We know Warhol in various manifestations - as a man who perfectly sensed the trends of his time and was able to transform them into easily comprehensible visual images, as a master who gave the masses an exclusive status, as the founder of not just an art studio, but the very factory of art. A man who mocked conventionality with the same conventionality. The man who became the king of pop art. It's all Andy Warhol.
Warhol, unlike the major authors, sought fame and fortune from the very beginning of his career path. And we cannot deny it - he achieved his goal. Andrew Warhol's parents - the artist's real name - had nothing to do with art: his father was a laborer and his mother was a window washer. They even spoke little English. The upbringing of their four children was extremely difficult and their main support was Christianity and belief in the American dream. Little Andrew Warhol trusted his parents and grew up a very devout child. He grew up as a sickly, weak, and uncommunicative young man, and during his illness, his mother would buy him colouring books, comic books, albums, and pictures of famous actors to cheer him up. These images were stored in little Andrew's mind, and as he grew older, he began to put them on paper. His parents, noticing his talent for drawing, began to save up money to pay for their son's higher education. In his final years at university, having already changed his name to Warhol, Andy studied drawing and design. He chose a pseudo-inspired, semi-cartoonish style which he continued to use after his studies, achieving success in commercial design.
During those years Warhol could already make enough money, but his name was only known in small circles, and several attempts to exhibit in large and well-known galleries failed. This made the artist unhappy. Even his friends Robert Rauschenberg and Jasper Johns, who had also started out as illustrators, had become celebrities. Warhol was jealous. It's worth noting that, in many ways, it was jealousy that helped him become the person we know him today. To become famous, you had to meet the demands of the crowd. The author noticed that people's interests began to shift from expressionism to the commonplace objects and details from pop culture. In the late fifties Andy presented a series of works to the public, made with all the necessary criteria to appeal to the audience of that time.
Those were simple images of everyday things: hoovers, cans, bottles, televisions and much more. Thus Warhol practically carved out a niche for himself, and by the early sixties he was already using Campbell's soup cans, Coca-Cola, the dollar sign and Marilyn Monroe, which had become a permanent part of his work.
Andy Warhol was a man of great contrasts. On the one hand a bright, talented artist, on the other hand a secretive, barely noticeable personality. It is these two sides of his personality that have been the focus of the exhibition 'Andy Warhol exhibits' at Vienna's Museum of Modern Art for several months now. The exhibition focuses on expanding the artist's public image. The exhibition will feature works from his first exhibition "Fifteen Drawings Based on the Writings of Truman Capote" from 1952. These works show Warhol's early interest in iconographically well-defined series, as well as his interpretation of the performance theme of gender.
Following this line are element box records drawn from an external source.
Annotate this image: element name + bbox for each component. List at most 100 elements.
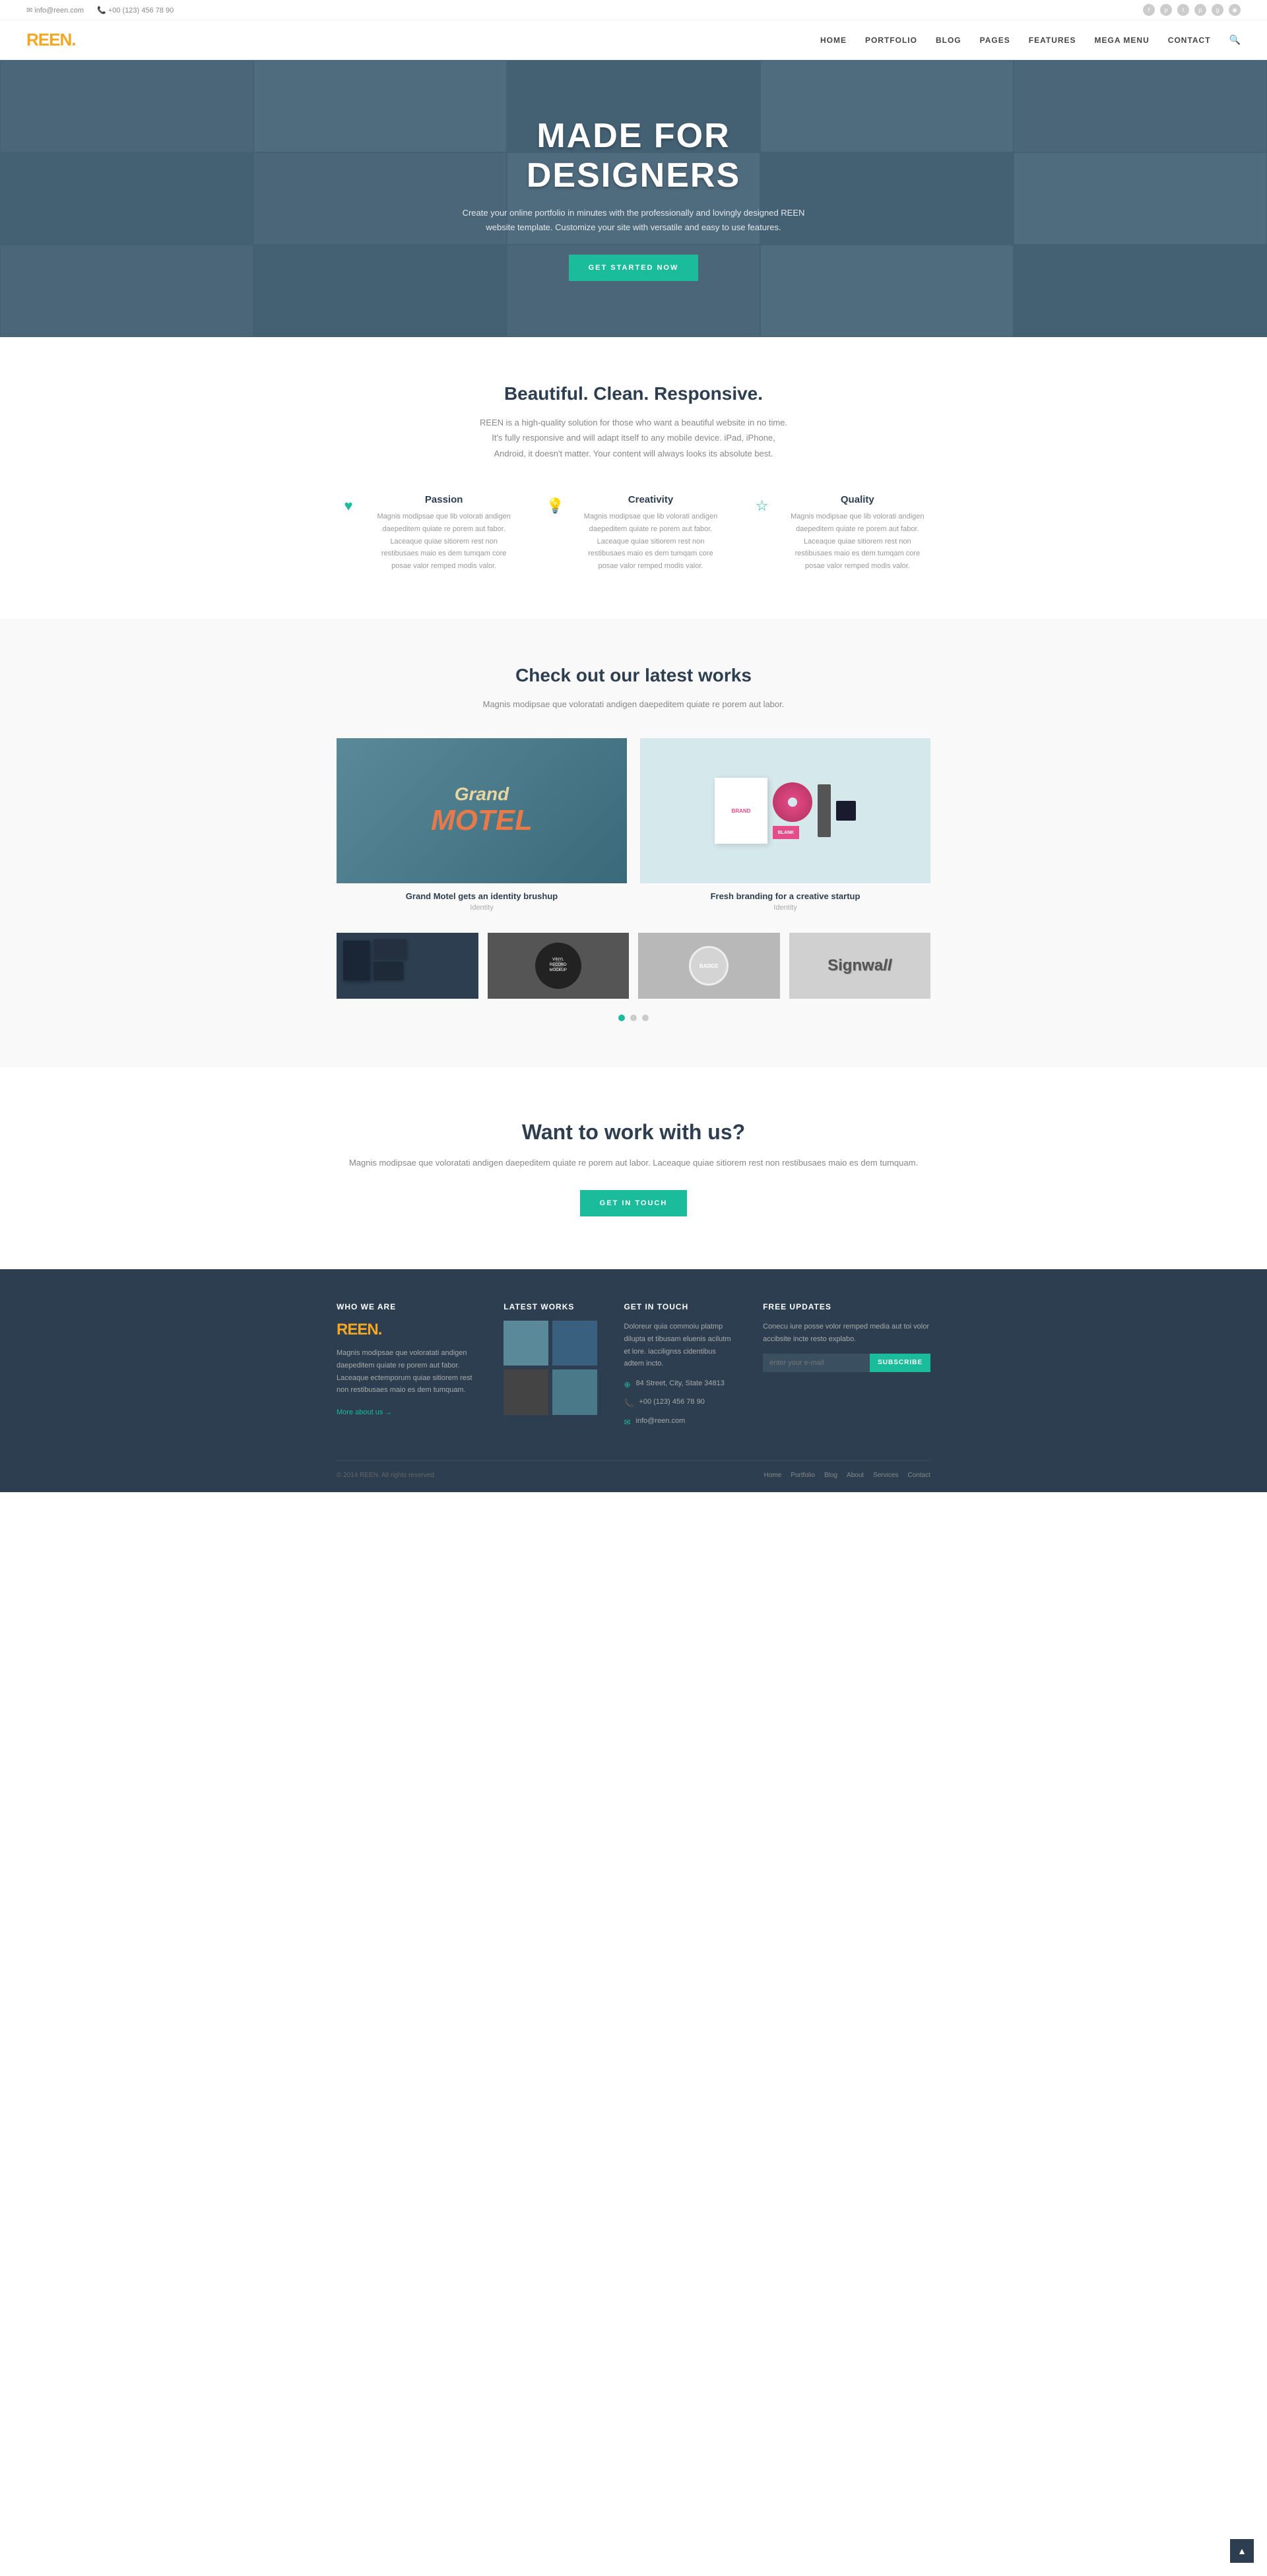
footer-thumb-4[interactable] — [552, 1369, 597, 1414]
feature-quality-title: Quality — [785, 494, 930, 505]
dot-1[interactable] — [618, 1015, 625, 1021]
feature-creativity-content: Creativity Magnis modipsae que lib volor… — [577, 494, 723, 572]
logo-dot: . — [71, 30, 75, 49]
footer-update-text: Conecu iure posse volor remped media aut… — [763, 1321, 930, 1345]
footer-email-icon: ✉ — [624, 1416, 630, 1429]
social-links: f p t p g ◉ — [1143, 4, 1241, 16]
brand-cd-mock — [773, 782, 812, 822]
phone-contact: 📞 +00 (123) 456 78 90 — [97, 6, 174, 15]
dot-3[interactable] — [642, 1015, 649, 1021]
footer-contact-desc: Doloreur quia commoiu platmp dilupta et … — [624, 1321, 736, 1370]
footer-bottom: © 2014 REEN. All rights reserved. Home P… — [337, 1461, 930, 1479]
footer-nav-blog[interactable]: Blog — [824, 1472, 837, 1479]
portfolio-motel-title: Grand Motel gets an identity brushup — [337, 891, 627, 901]
footer-subscribe-form: SUBSCRIBE — [763, 1354, 930, 1372]
feature-creativity-title: Creativity — [577, 494, 723, 505]
portfolio-motel-category: Identity — [337, 904, 627, 912]
vinyl-record: VINYLRECORDMOCKUP — [535, 943, 581, 989]
nav-portfolio[interactable]: PORTFOLIO — [865, 36, 917, 45]
passion-icon: ♥ — [337, 494, 360, 518]
nav-contact[interactable]: CONTACT — [1168, 36, 1211, 45]
footer-logo[interactable]: REEN. — [337, 1321, 477, 1339]
feature-creativity: 💡 Creativity Magnis modipsae que lib vol… — [543, 494, 723, 572]
nav-mega-menu[interactable]: MEGA MENU — [1095, 36, 1150, 45]
top-bar-contact: ✉ info@reen.com 📞 +00 (123) 456 78 90 — [26, 6, 174, 15]
footer-works-grid — [504, 1321, 597, 1414]
twitter-icon[interactable]: t — [1177, 4, 1189, 16]
stat-cards — [374, 939, 406, 980]
hero-section: MADE FOR DESIGNERS Create your online po… — [0, 60, 1267, 337]
facebook-icon[interactable]: f — [1143, 4, 1155, 16]
instagram-icon[interactable]: ◉ — [1229, 4, 1241, 16]
footer-nav-services[interactable]: Services — [873, 1472, 898, 1479]
footer-col-contact: GET IN TOUCH Doloreur quia commoiu platm… — [624, 1302, 736, 1433]
email-contact: ✉ info@reen.com — [26, 6, 84, 15]
stat-book — [343, 941, 370, 980]
portfolio-section: Check out our latest works Magnis modips… — [0, 619, 1267, 1067]
footer-bottom-nav: Home Portfolio Blog About Services Conta… — [764, 1472, 930, 1479]
footer-nav-about[interactable]: About — [847, 1472, 864, 1479]
footer-contact-title: GET IN TOUCH — [624, 1302, 736, 1311]
footer-col-updates: FREE UPDATES Conecu iure posse volor rem… — [763, 1302, 930, 1433]
portfolio-dots — [26, 1015, 1241, 1021]
portfolio-item-brand: BRAND BLANK Fresh branding for a creativ… — [640, 738, 930, 920]
stat-env — [374, 962, 403, 980]
creativity-icon: 💡 — [543, 494, 567, 518]
portfolio-brand-category: Identity — [640, 904, 930, 912]
footer-more-link[interactable]: More about us → — [337, 1408, 392, 1416]
features-title: Beautiful. Clean. Responsive. — [26, 383, 1241, 404]
feature-passion-content: Passion Magnis modipsae que lib volorati… — [371, 494, 517, 572]
site-header: REEN. HOME PORTFOLIO BLOG PAGES FEATURES… — [0, 20, 1267, 60]
portfolio-thumb-signwall[interactable]: Signwall — [789, 933, 931, 999]
portfolio-motel-info: Grand Motel gets an identity brushup Ide… — [337, 883, 627, 920]
footer-nav-home[interactable]: Home — [764, 1472, 782, 1479]
nav-features[interactable]: FEATURES — [1029, 36, 1076, 45]
portfolio-title: Check out our latest works — [26, 665, 1241, 686]
portfolio-thumb-vinyl[interactable]: VINYLRECORDMOCKUP — [488, 933, 630, 999]
cta-title: Want to work with us? — [26, 1120, 1241, 1145]
search-icon[interactable]: 🔍 — [1229, 34, 1241, 46]
footer-nav-portfolio[interactable]: Portfolio — [791, 1472, 815, 1479]
footer-col-about: WHO WE ARE REEN. Magnis modipsae que vol… — [337, 1302, 477, 1433]
feature-passion-text: Magnis modipsae que lib volorati andigen… — [371, 511, 517, 572]
scroll-top-button[interactable]: ▲ — [1230, 2539, 1254, 2563]
footer-about-title: WHO WE ARE — [337, 1302, 477, 1311]
badge-circle: BADGE — [689, 946, 729, 986]
nav-home[interactable]: HOME — [820, 36, 847, 45]
nav-blog[interactable]: BLOG — [936, 36, 961, 45]
pinterest-icon[interactable]: p — [1160, 4, 1172, 16]
feature-creativity-text: Magnis modipsae que lib volorati andigen… — [577, 511, 723, 572]
email-icon: ✉ — [26, 7, 32, 15]
footer-thumb-2[interactable] — [552, 1321, 597, 1366]
hero-title: MADE FOR DESIGNERS — [449, 116, 818, 195]
feature-quality: ☆ Quality Magnis modipsae que lib volora… — [750, 494, 930, 572]
dot-2[interactable] — [630, 1015, 637, 1021]
portfolio-brand-title: Fresh branding for a creative startup — [640, 891, 930, 901]
site-footer: WHO WE ARE REEN. Magnis modipsae que vol… — [0, 1269, 1267, 1492]
portfolio-thumb-stationery[interactable] — [337, 933, 478, 999]
pinterest2-icon[interactable]: p — [1194, 4, 1206, 16]
footer-address: ⊕ 84 Street, City, State 34813 — [624, 1378, 736, 1391]
footer-works-title: LATEST WORKS — [504, 1302, 597, 1311]
sign-text: Signwall — [828, 957, 892, 975]
portfolio-brand-image[interactable]: BRAND BLANK — [640, 738, 930, 883]
plus-icon[interactable]: g — [1212, 4, 1223, 16]
subscribe-button[interactable]: SUBSCRIBE — [870, 1354, 930, 1372]
subscribe-input[interactable] — [763, 1354, 870, 1372]
stationery-mockup — [337, 933, 478, 987]
portfolio-hover-overlay — [337, 738, 627, 883]
footer-nav-contact[interactable]: Contact — [908, 1472, 930, 1479]
site-logo[interactable]: REEN. — [26, 30, 75, 50]
nav-pages[interactable]: PAGES — [980, 36, 1010, 45]
hero-cta-button[interactable]: GET STARTED NOW — [569, 255, 699, 281]
stat-card — [374, 939, 406, 959]
feature-quality-text: Magnis modipsae que lib volorati andigen… — [785, 511, 930, 572]
footer-grid: WHO WE ARE REEN. Magnis modipsae que vol… — [337, 1302, 930, 1433]
footer-thumb-1[interactable] — [504, 1321, 548, 1366]
portfolio-thumb-badge[interactable]: BADGE — [638, 933, 780, 999]
portfolio-motel-image[interactable]: Grand MOTEL — [337, 738, 627, 883]
phone-icon: 📞 — [97, 7, 106, 15]
cta-button[interactable]: GET IN TOUCH — [580, 1190, 688, 1216]
footer-thumb-3[interactable] — [504, 1369, 548, 1414]
portfolio-brand-info: Fresh branding for a creative startup Id… — [640, 883, 930, 920]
Warhol views his work in the context of presentation. It is not only his art that is important to him, but also the dramaturgy associated with it. He increasingly wondered how to perfectly stage his series of works. The exhibition focuses on his exhibition practice from the 1960s to the 1980s.
The second exhibition "Defrosting the Icebox" arose in collaboration with the Viennese Museum of Art History and the World Museum of Vienna.
In 1969 Warhol curated a travelling exhibition "Raid The Icebox 1 with Andy Warhol" consisting of exhibits and works from the Museum of Art Rhode Island School of Design. The exhibition did not present his own work, but was nevertheless innovative in terms of its presentation strategy, breaking the stereotypes of traditional museum standards: instead of prioritising fine art (painting, sculpture, drawing, photography or drawings), Warhol prioritised applied art (art involved in the creation of everyday objects).
Instead of guiding the visitor through the exhibition according to chronology, medium or style of creative expression, he presented the objects in a historically random and non-hierarchical order.
The repository has become an exhibition, the almost forgotten has moved into the spotlight. This principle is now followed by the exhibition "Defrosting the Icebox" which, following Warhol's example, shows unusual exhibits from the repositories of the Ancient Art Collection and the World Museum of Vienna.